By this time it was the last week of term, and a sharp frost had set in over the Thames Valley. The floods were out north and south of the city, and a bright winter sun shone all day over the glistening ice-plains, and the throng of skaters.

At the beginning of the frost came the news of Otto’s success in his musical examination; and at a Convocation, held shortly after it, he put on his gown as Bachelor of Music. The Convocation House was crowded to see him admitted to his degree; and the impression produced, as he made his way through the throng towards the Vice-Chancellor, by the frail, boyish figure, the startling red-gold hair, the black sling, and the haunting eyes, was long remembered in Oxford. Then Sorell claimed him, and hurried him up to London for doctors and consultations since the effort of the examination had left him much exhausted.

Meanwhile the frost held, and all Oxford went skating. Constance performed indifferently, and both Nora and Uncle Ewen were bent upon improving her.

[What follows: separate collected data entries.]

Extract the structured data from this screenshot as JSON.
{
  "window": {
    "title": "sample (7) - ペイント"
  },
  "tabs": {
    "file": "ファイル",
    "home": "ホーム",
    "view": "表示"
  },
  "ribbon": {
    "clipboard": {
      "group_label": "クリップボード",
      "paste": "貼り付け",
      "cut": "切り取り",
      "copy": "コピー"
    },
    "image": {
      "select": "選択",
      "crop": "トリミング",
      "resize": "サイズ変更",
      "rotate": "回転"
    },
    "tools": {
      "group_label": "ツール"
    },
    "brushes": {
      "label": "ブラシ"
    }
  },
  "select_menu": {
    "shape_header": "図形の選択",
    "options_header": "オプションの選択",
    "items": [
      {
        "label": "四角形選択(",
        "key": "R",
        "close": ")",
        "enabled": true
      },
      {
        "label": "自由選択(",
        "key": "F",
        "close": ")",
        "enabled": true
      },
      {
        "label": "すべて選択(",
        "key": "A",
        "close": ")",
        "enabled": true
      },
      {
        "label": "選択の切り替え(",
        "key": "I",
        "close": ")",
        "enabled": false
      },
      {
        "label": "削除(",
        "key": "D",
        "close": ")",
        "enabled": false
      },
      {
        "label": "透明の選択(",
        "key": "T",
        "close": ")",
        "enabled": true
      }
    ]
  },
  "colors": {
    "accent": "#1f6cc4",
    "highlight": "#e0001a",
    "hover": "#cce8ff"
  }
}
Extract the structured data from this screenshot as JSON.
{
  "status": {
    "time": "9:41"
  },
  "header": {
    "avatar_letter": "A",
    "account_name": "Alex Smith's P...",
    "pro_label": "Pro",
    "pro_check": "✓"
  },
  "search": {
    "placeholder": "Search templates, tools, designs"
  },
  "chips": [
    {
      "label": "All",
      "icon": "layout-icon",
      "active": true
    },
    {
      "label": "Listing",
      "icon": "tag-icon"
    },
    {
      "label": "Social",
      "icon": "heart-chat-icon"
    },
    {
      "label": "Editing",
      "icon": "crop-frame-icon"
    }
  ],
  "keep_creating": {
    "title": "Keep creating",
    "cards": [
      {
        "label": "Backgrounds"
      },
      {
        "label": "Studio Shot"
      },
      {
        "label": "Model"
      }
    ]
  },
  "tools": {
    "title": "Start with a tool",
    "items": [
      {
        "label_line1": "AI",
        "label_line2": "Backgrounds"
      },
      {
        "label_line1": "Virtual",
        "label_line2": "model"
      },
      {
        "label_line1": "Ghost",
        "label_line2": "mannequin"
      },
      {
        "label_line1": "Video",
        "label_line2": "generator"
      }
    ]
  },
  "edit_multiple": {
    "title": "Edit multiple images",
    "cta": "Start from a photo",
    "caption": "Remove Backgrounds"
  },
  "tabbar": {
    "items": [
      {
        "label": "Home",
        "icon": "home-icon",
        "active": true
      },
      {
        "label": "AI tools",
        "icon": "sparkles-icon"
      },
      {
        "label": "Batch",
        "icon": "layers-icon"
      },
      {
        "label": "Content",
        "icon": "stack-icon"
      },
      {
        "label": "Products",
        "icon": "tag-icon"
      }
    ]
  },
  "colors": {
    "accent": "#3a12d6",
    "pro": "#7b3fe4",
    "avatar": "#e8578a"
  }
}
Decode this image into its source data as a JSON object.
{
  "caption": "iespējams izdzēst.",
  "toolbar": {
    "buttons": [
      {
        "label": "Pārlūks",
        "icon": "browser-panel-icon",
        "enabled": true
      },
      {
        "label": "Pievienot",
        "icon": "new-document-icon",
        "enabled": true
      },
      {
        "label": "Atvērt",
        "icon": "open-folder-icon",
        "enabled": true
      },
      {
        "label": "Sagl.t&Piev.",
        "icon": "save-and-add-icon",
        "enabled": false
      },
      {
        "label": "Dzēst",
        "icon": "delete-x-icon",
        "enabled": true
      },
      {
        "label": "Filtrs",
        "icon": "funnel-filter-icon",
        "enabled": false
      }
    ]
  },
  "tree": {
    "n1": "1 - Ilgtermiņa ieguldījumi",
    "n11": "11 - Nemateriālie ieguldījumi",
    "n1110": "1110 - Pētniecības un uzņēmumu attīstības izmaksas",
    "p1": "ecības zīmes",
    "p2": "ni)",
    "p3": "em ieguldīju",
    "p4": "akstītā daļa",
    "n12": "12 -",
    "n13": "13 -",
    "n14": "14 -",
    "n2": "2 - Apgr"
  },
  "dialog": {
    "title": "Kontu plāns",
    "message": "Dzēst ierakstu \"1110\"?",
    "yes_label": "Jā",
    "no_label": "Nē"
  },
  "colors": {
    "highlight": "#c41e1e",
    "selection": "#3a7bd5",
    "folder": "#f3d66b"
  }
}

But there were plenty of cavaliers to attend her, whenever she appeared, either on Port Meadow or the Magdalen flood water; and her sound youth delighted physically in the exercise, in the play of the brisk air about her face, and the alternations of the bright winter day—from the pale blue of its morning skies, hung behind the snow-sprinkled towers and spires of Oxford, down to the red of sunset, and the rise of those twilight mists which drew the fair city gently back into the bosom of the moonlit dark.

But all the time the passionate sense in her watched and waited. The “mere living” was good—“yet was there better than it!”

And on the second afternoon, out of the distance of Magdalen meadow, a man came flying towards her as it seemed on the wings of the wind. Falloden drew up beside her, hovering on his skates, a splendid vision in the dusk, ease and power in every look and movement.

“Let me take you a run with the wind,” he said, holding out his hand. “You shan’t come to any harm.”

Her eyes and her happy flush betrayed her. She put her hand in his, and away they flew, up the course of the Cherwell, through the flooded meadows. It seemed the very motion of gods; the world fell away. Then, coming back, they saw Magdalen Tower, all silver and ebony under the rising moon, and the noble arch of the bridge. The world was all transmuted. Connie’s only hold on the kind, common earth seemed to lie in this strong hand to which she clung; and yet in that touch, that hold, lay the magic that was making life anew.